No, the classifier warning isn't the issue, that just lets you know that you won't be able to reuse the classifier with another version of sklearn easily. (I tend to re-train my classifiers).

A few colleagues have suggested other potential issues and solutions.

First, what happens when you blast some of the unclassified sequences? How do they look in NCBI?

What did your primer removal look like? How did you filter nonbiological sequences (PhiX, etc?)

Have you tried looking at what happens with the full length classifier from the data resources page?

Best,
Justine

Rosie · January 29, 2020, 1:02pm

Hello @jwdebelius,

We are currently trying to repeat the pipeline without trimming the database, using Silva 132 99% OTUs full-length sequences.

I have tried to BLAST some unclassified ASVs at different taxa levels, sometimes I can get classification but just of partial sequences. Most of the times I get unclassified in NCBI too.

We use Miseq Illumina platform, and fasta files come out demultiplexed and with PhiX reads already removed. We need to remove primers, though.
What do you mean when you ask for primer removal?

Thank you!

Rosangela

SoilRotifer · January 29, 2020, 2:24pm

Hi @Rosie,

Depending on how your sequencing facility generates the sequence data, the primers used to amplify the target marker gene may be present in your actual sequence. These should be removed prior to any downstream analyses. QIIME 2 provides a way to remove these via q2-cutadapt.

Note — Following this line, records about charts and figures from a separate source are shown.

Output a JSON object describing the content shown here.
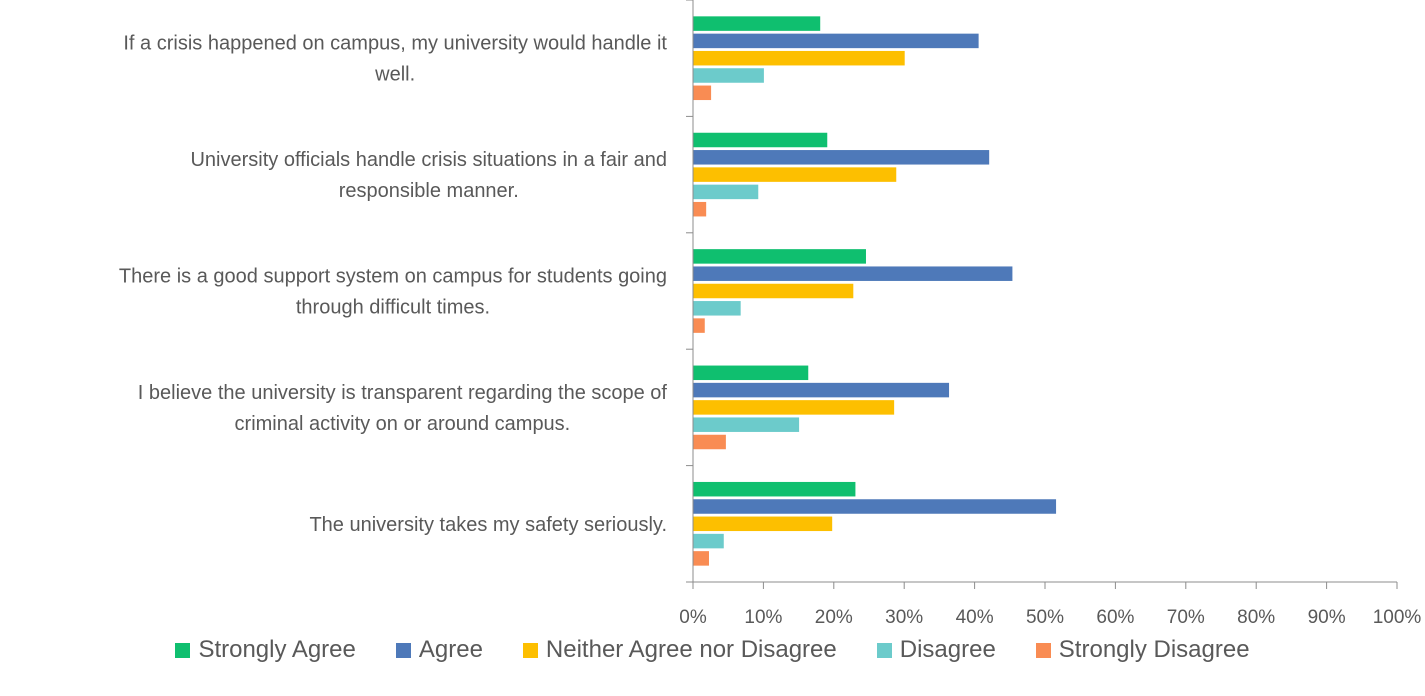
{
  "chart_data": {
    "type": "bar",
    "orientation": "horizontal",
    "title": "",
    "xlabel": "",
    "ylabel": "",
    "xlim": [
      0,
      1
    ],
    "x_ticks": [
      "0%",
      "10%",
      "20%",
      "30%",
      "40%",
      "50%",
      "60%",
      "70%",
      "80%",
      "90%",
      "100%"
    ],
    "categories": [
      [
        "If a crisis happened on campus, my university would handle it",
        "well."
      ],
      [
        "University officials handle crisis situations in a fair and",
        "responsible manner."
      ],
      [
        "There is a good support system on campus for students going",
        "through difficult times."
      ],
      [
        "I believe the university is transparent regarding the scope of",
        "criminal activity on or around campus."
      ],
      [
        "The university takes my safety seriously."
      ]
    ],
    "series": [
      {
        "name": "Strongly Agree",
        "color": "#0fbf6f",
        "values": [
          0.18,
          0.19,
          0.245,
          0.163,
          0.23
        ]
      },
      {
        "name": "Agree",
        "color": "#4e79b9",
        "values": [
          0.405,
          0.42,
          0.453,
          0.363,
          0.515
        ]
      },
      {
        "name": "Neither Agree nor Disagree",
        "color": "#fdbf00",
        "values": [
          0.3,
          0.288,
          0.227,
          0.285,
          0.197
        ]
      },
      {
        "name": "Disagree",
        "color": "#6ccbcb",
        "values": [
          0.1,
          0.092,
          0.067,
          0.15,
          0.043
        ]
      },
      {
        "name": "Strongly Disagree",
        "color": "#f98c53",
        "values": [
          0.025,
          0.018,
          0.016,
          0.046,
          0.022
        ]
      }
    ],
    "legend_position": "bottom",
    "grid": false
  }
}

As for the other points brought up, I agree with @jwdebelius. It is entirely possible that you may have many sequenced off-targets in your data, which can be quite common if these are microbial data from a host organism, even with other primer sets. Are these skin samples? I ask because V1-V3 is quite popular for that body site.

-Best wishes!

Rosie · January 29, 2020, 2:43pm

Hello @SoilRotifer,

yes, we removed primers using cutadapt.

and yes, samples are skin swabs

Nicholas_Bokulich · January 29, 2020, 3:24pm

Could you count the number of sequences before and after extracting with each primer pair? I have a sneaking suspicion it could be a primer coverage issue with the database.

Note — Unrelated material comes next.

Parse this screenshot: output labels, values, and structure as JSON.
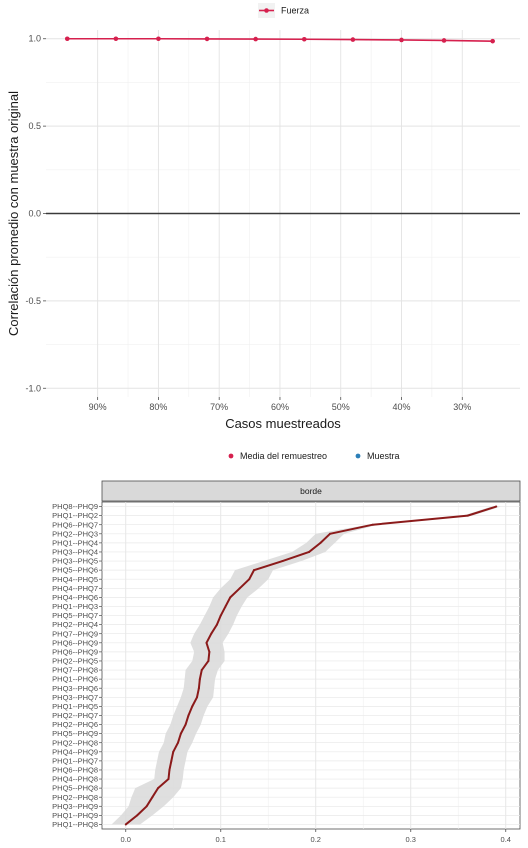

Otherwise this could just boil down to differences in primer bias. Usually when we see classification at kingdom level it is non-target DNA... it's possible that you are getting more amplification of host DNA from skin with the V1-3 primers than the V3-4.

Rosie · February 4, 2020, 1:33pm

Hello,

sorry for the late reply.

I have 3 790 142 input reads and 2 375 818 denoised reads for 32 samples.

@shashankgpt has re-done the analysis changing DADA2 parameters. Now we have 10% of unclassified Bacteria (instead of 14%).
We have also removed ASVs assigned to host genome (533 out of 3192 ASVs) and we have 5% of unclassified Bacteria in the final V1V3 dataset.

In V3V4 dataset, unclassified Bacteria are less than 1% (and host ASVs are 179 out of 2213).

I will try to analyze data I produced with Silva 132 99% full-length and see if I can find strong differences.
Thank you!

Rosangela

Nicholas_Bokulich · February 4, 2020, 3:03pm

5% at the end of the day is not too bad... I'd recommend using NCBI BLAST to spot check a few of these first (exclude uncultured organisms), but it's not too uncommon to get a small number of non-target hits that cannot classify and should be thrown out. Sounds like you did that already:

So that's a pretty good indication that these are just junk / non-target reads!

That one primer set is more prone to non-target hits than another is not too surprising either... I recommend just tossing those unclassified reads and proceed.

system · March 6, 2020, 9:03pm

This topic was automatically closed 31 days after the last reply. New replies are no longer allowed.